The labours of the diplomatists, from which Frederick looked for great gains, had done nothing to change the military situation in his favour. The campaign of 1760 saw once more Ferdinand confronting the French in the West, the Swedes paralysed by their own incompetence in Pomerania, Daun striving to reconquer Saxony, Laudon striving to reconquer Silesia, and the Russians, as usual, advancing towards the Oder. But, whereas in 1759 Frederick’s own presence had more than once caused disaster to his armies, in 1760 he became again the hero of the strife. He was always most formidable when the odds against him were heavy, and in 1760 none could doubt that the Prussians were at an overwhelming disadvantage. Even the King regarded the campaign as a gambler’s last throw. Failing extraordinary good fortune, he predicted the collapse of Prussia before the autumn.

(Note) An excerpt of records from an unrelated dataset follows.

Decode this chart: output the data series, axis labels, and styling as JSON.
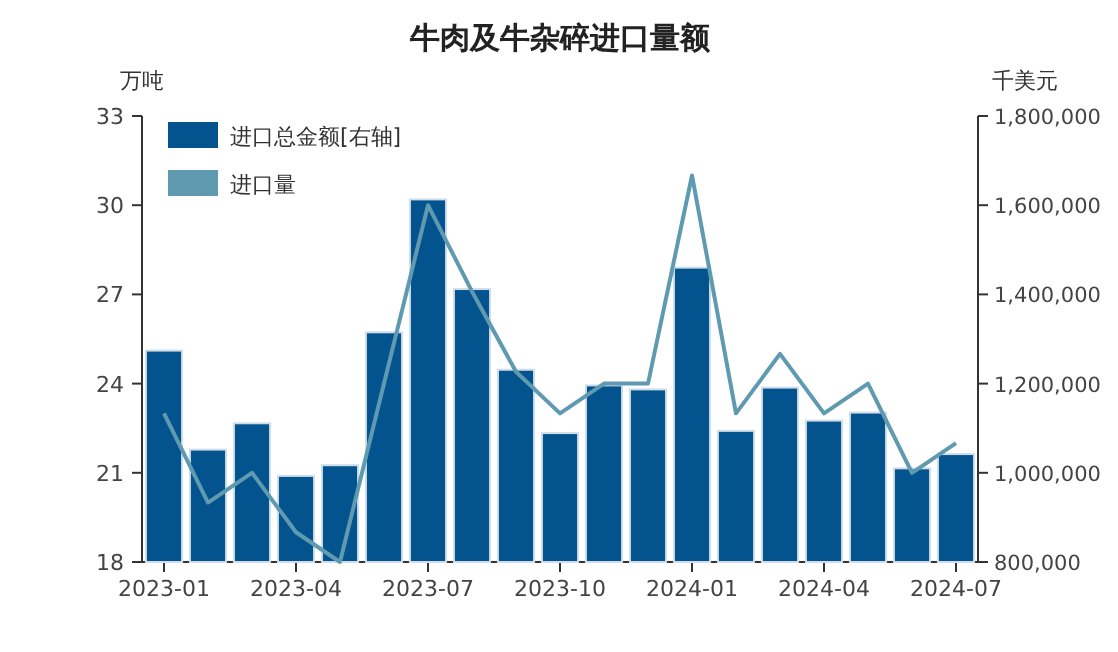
{
  "chart_data": {
    "type": "bar",
    "title": "牛肉及牛杂碎进口量额",
    "ylabel": "万吨",
    "y2label": "千美元",
    "categories": [
      "2023-01",
      null,
      null,
      "2023-04",
      null,
      null,
      "2023-07",
      null,
      null,
      "2023-10",
      null,
      null,
      "2024-01",
      null,
      null,
      "2024-04",
      null,
      null,
      "2024-07"
    ],
    "series": [
      {
        "name": "进口总金额[右轴]",
        "axis": "y2",
        "color": "#03538f",
        "values": [
          1274000,
          1052000,
          1111000,
          993000,
          1017000,
          1315000,
          1613000,
          1412000,
          1231000,
          1089000,
          1196000,
          1187000,
          1460000,
          1094000,
          1191000,
          1117000,
          1135000,
          1010000,
          1042000
        ]
      },
      {
        "name": "进口量",
        "type": "line",
        "axis": "y",
        "color": "#5f9ab0",
        "values": [
          23.0,
          20.0,
          21.0,
          19.0,
          18.0,
          24.0,
          30.0,
          27.1,
          24.4,
          23.0,
          24.0,
          24.0,
          31.0,
          23.0,
          25.0,
          23.0,
          24.0,
          21.0,
          22.0
        ]
      }
    ],
    "ylim": [
      18,
      33
    ],
    "yticks": [
      18,
      21,
      24,
      27,
      30,
      33
    ],
    "y2lim": [
      800000,
      1800000
    ],
    "y2ticks": [
      {
        "value": 800000,
        "label": "800,000"
      },
      {
        "value": 1000000,
        "label": "1,000,000"
      },
      {
        "value": 1200000,
        "label": "1,200,000"
      },
      {
        "value": 1400000,
        "label": "1,400,000"
      },
      {
        "value": 1600000,
        "label": "1,600,000"
      },
      {
        "value": 1800000,
        "label": "1,800,000"
      }
    ],
    "legend": "top left"
  }
}
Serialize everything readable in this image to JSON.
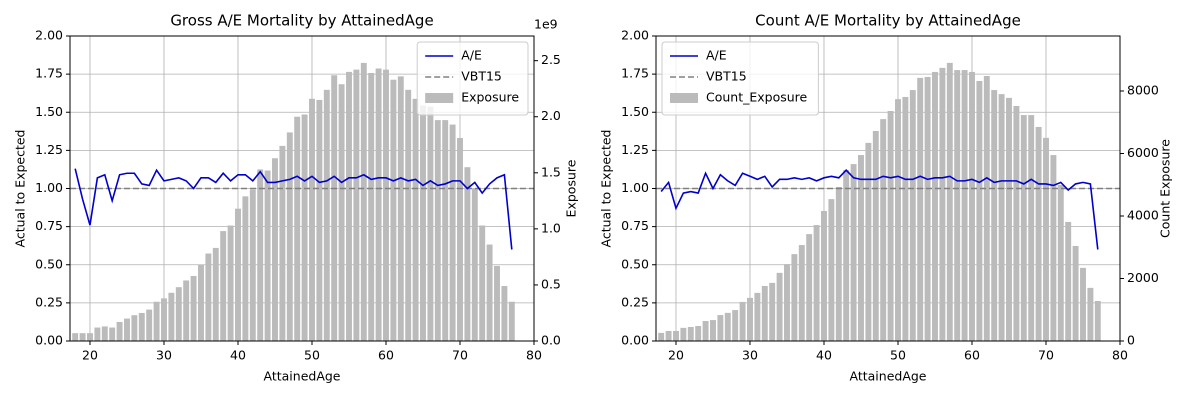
{
  "chart_data": [
    {
      "type": "bar_line",
      "title": "Gross A/E Mortality by AttainedAge",
      "xlabel": "AttainedAge",
      "ylabel": "Actual to Expected",
      "y2label": "Exposure",
      "y2_offset": "1e9",
      "x": [
        18,
        19,
        20,
        21,
        22,
        23,
        24,
        25,
        26,
        27,
        28,
        29,
        30,
        31,
        32,
        33,
        34,
        35,
        36,
        37,
        38,
        39,
        40,
        41,
        42,
        43,
        44,
        45,
        46,
        47,
        48,
        49,
        50,
        51,
        52,
        53,
        54,
        55,
        56,
        57,
        58,
        59,
        60,
        61,
        62,
        63,
        64,
        65,
        66,
        67,
        68,
        69,
        70,
        71,
        72,
        73,
        74,
        75,
        76,
        77
      ],
      "xlim": [
        17.3,
        80
      ],
      "xticks": [
        20,
        30,
        40,
        50,
        60,
        70,
        80
      ],
      "ylim": [
        0,
        2
      ],
      "yticks": [
        {
          "value": 0,
          "label": "0.00"
        },
        {
          "value": 0.25,
          "label": "0.25"
        },
        {
          "value": 0.5,
          "label": "0.50"
        },
        {
          "value": 0.75,
          "label": "0.75"
        },
        {
          "value": 1,
          "label": "1.00"
        },
        {
          "value": 1.25,
          "label": "1.25"
        },
        {
          "value": 1.5,
          "label": "1.50"
        },
        {
          "value": 1.75,
          "label": "1.75"
        },
        {
          "value": 2,
          "label": "2.00"
        }
      ],
      "y2lim": [
        0,
        2720000000
      ],
      "y2ticks": [
        {
          "value": 0,
          "label": "0.0"
        },
        {
          "value": 500000000,
          "label": "0.5"
        },
        {
          "value": 1000000000,
          "label": "1.0"
        },
        {
          "value": 1500000000,
          "label": "1.5"
        },
        {
          "value": 2000000000,
          "label": "2.0"
        },
        {
          "value": 2500000000,
          "label": "2.5"
        }
      ],
      "grid": true,
      "legend": "upper right",
      "series": [
        {
          "name": "A/E",
          "type": "line",
          "color": "#0000cc",
          "values": [
            1.13,
            0.93,
            0.76,
            1.07,
            1.09,
            0.92,
            1.09,
            1.1,
            1.1,
            1.03,
            1.02,
            1.12,
            1.05,
            1.06,
            1.07,
            1.05,
            1.0,
            1.07,
            1.07,
            1.04,
            1.1,
            1.05,
            1.09,
            1.09,
            1.05,
            1.11,
            1.04,
            1.04,
            1.05,
            1.06,
            1.08,
            1.05,
            1.08,
            1.04,
            1.05,
            1.08,
            1.04,
            1.07,
            1.07,
            1.09,
            1.06,
            1.07,
            1.07,
            1.05,
            1.07,
            1.05,
            1.06,
            1.02,
            1.05,
            1.02,
            1.03,
            1.05,
            1.05,
            1.0,
            1.04,
            0.97,
            1.03,
            1.07,
            1.09,
            0.6
          ]
        },
        {
          "name": "Exposure",
          "type": "bar",
          "axis": "y2",
          "color": "#bbbbbb",
          "values": [
            70000000,
            70000000,
            70000000,
            120000000,
            130000000,
            120000000,
            170000000,
            200000000,
            230000000,
            250000000,
            280000000,
            350000000,
            380000000,
            430000000,
            480000000,
            540000000,
            580000000,
            680000000,
            780000000,
            830000000,
            980000000,
            1030000000,
            1180000000,
            1290000000,
            1350000000,
            1530000000,
            1520000000,
            1630000000,
            1740000000,
            1860000000,
            2000000000,
            2020000000,
            2160000000,
            2150000000,
            2240000000,
            2370000000,
            2290000000,
            2400000000,
            2420000000,
            2480000000,
            2390000000,
            2430000000,
            2420000000,
            2330000000,
            2360000000,
            2240000000,
            2160000000,
            2100000000,
            2090000000,
            1970000000,
            1970000000,
            1930000000,
            1810000000,
            1550000000,
            1360000000,
            1030000000,
            860000000,
            670000000,
            490000000,
            350000000
          ]
        }
      ],
      "hlines": [
        {
          "name": "VBT15",
          "value": 1,
          "color": "#808080"
        }
      ]
    },
    {
      "type": "bar_line",
      "title": "Count A/E Mortality by AttainedAge",
      "xlabel": "AttainedAge",
      "ylabel": "Actual to Expected",
      "y2label": "Count Exposure",
      "x": [
        18,
        19,
        20,
        21,
        22,
        23,
        24,
        25,
        26,
        27,
        28,
        29,
        30,
        31,
        32,
        33,
        34,
        35,
        36,
        37,
        38,
        39,
        40,
        41,
        42,
        43,
        44,
        45,
        46,
        47,
        48,
        49,
        50,
        51,
        52,
        53,
        54,
        55,
        56,
        57,
        58,
        59,
        60,
        61,
        62,
        63,
        64,
        65,
        66,
        67,
        68,
        69,
        70,
        71,
        72,
        73,
        74,
        75,
        76,
        77
      ],
      "xlim": [
        17.3,
        80
      ],
      "xticks": [
        20,
        30,
        40,
        50,
        60,
        70,
        80
      ],
      "ylim": [
        0,
        2
      ],
      "yticks": [
        {
          "value": 0,
          "label": "0.00"
        },
        {
          "value": 0.25,
          "label": "0.25"
        },
        {
          "value": 0.5,
          "label": "0.50"
        },
        {
          "value": 0.75,
          "label": "0.75"
        },
        {
          "value": 1,
          "label": "1.00"
        },
        {
          "value": 1.25,
          "label": "1.25"
        },
        {
          "value": 1.5,
          "label": "1.50"
        },
        {
          "value": 1.75,
          "label": "1.75"
        },
        {
          "value": 2,
          "label": "2.00"
        }
      ],
      "y2lim": [
        0,
        9760
      ],
      "y2ticks": [
        0,
        2000,
        4000,
        6000,
        8000
      ],
      "grid": true,
      "legend": "upper left",
      "series": [
        {
          "name": "A/E",
          "type": "line",
          "color": "#0000cc",
          "values": [
            0.98,
            1.04,
            0.87,
            0.97,
            0.98,
            0.97,
            1.1,
            1.0,
            1.09,
            1.05,
            1.02,
            1.1,
            1.08,
            1.06,
            1.08,
            1.01,
            1.06,
            1.06,
            1.07,
            1.06,
            1.07,
            1.05,
            1.07,
            1.08,
            1.07,
            1.12,
            1.07,
            1.06,
            1.06,
            1.06,
            1.08,
            1.07,
            1.08,
            1.06,
            1.06,
            1.08,
            1.06,
            1.07,
            1.07,
            1.08,
            1.05,
            1.05,
            1.06,
            1.04,
            1.07,
            1.04,
            1.05,
            1.05,
            1.05,
            1.03,
            1.06,
            1.03,
            1.03,
            1.02,
            1.04,
            0.99,
            1.03,
            1.04,
            1.03,
            0.6
          ]
        },
        {
          "name": "Count_Exposure",
          "type": "bar",
          "axis": "y2",
          "color": "#bbbbbb",
          "values": [
            260,
            320,
            320,
            420,
            450,
            480,
            640,
            670,
            830,
            900,
            990,
            1250,
            1380,
            1540,
            1760,
            1860,
            2180,
            2460,
            2780,
            3070,
            3420,
            3710,
            4160,
            4540,
            4930,
            5470,
            5660,
            5950,
            6340,
            6720,
            7100,
            7360,
            7740,
            7810,
            8030,
            8420,
            8450,
            8610,
            8740,
            8900,
            8670,
            8670,
            8610,
            8320,
            8480,
            8030,
            7900,
            7780,
            7520,
            7230,
            7230,
            6850,
            6500,
            5950,
            4990,
            3810,
            3040,
            2340,
            1700,
            1280
          ]
        }
      ],
      "hlines": [
        {
          "name": "VBT15",
          "value": 1,
          "color": "#808080"
        }
      ]
    }
  ]
}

For the first time in the war the enemy began a campaign on Prussian soil. Laudon invaded Silesia, and the King’s friend, Fouqué, believing himself too weak to hold Landshut, fell back on Breslau. The Silesians protested that they were being abandoned to the mercy of the enemy and Frederick complained that his generals did more mischief to him than to the enemy. Under-estimating Laudon’s talent for war, he ordered Fouqué to recover Landshut at once, and promised to come to the rescue in person as soon as he had beaten the enemy in Saxony. Fouqué obeyed, but in Laudon he had an opponent far more active than Daun. His force of less than 11,000 men was soon in as hopeless a plight as that of Finck at Maxen. He, too, avenged the insults of the King by following his orders to the letter, for the more considerate counter-orders which Frederick despatched never reached him. On June 23, 1760, near Landshut, the Prussians maintained a hopeless struggle for seven hours. It is believed that the killed and wounded numbered more than 5000 men. It is certain that only some 1500 cavalry, perhaps one-seventh of Fouqué’s whole force, succeeded in cutting their way through the enemy.
At Landshut the Prussian regiments regained by their valour the repute which they had lost at Maxen, where they laid down their arms without a blow. But the fruits of Laudon’s victory were great. Silesia now lay defenceless before the Austrians, and only Prince Henry’s weak force screened it from the advancing Russians. Frederick, though balked of a battle, was compelled to leave his work in Saxony undone and to transfer the bulk of the Prussian army to the eastern theatre of war. His going was a proof of weakness, but the manner of it paid a signal tribute to his fame. None dared to stand in his way. The Austrians under Lacy were so determined to be on the safe side that they left Dresden bare, and Frederick was tempted by the opportunity of a brilliant triumph to turn aside.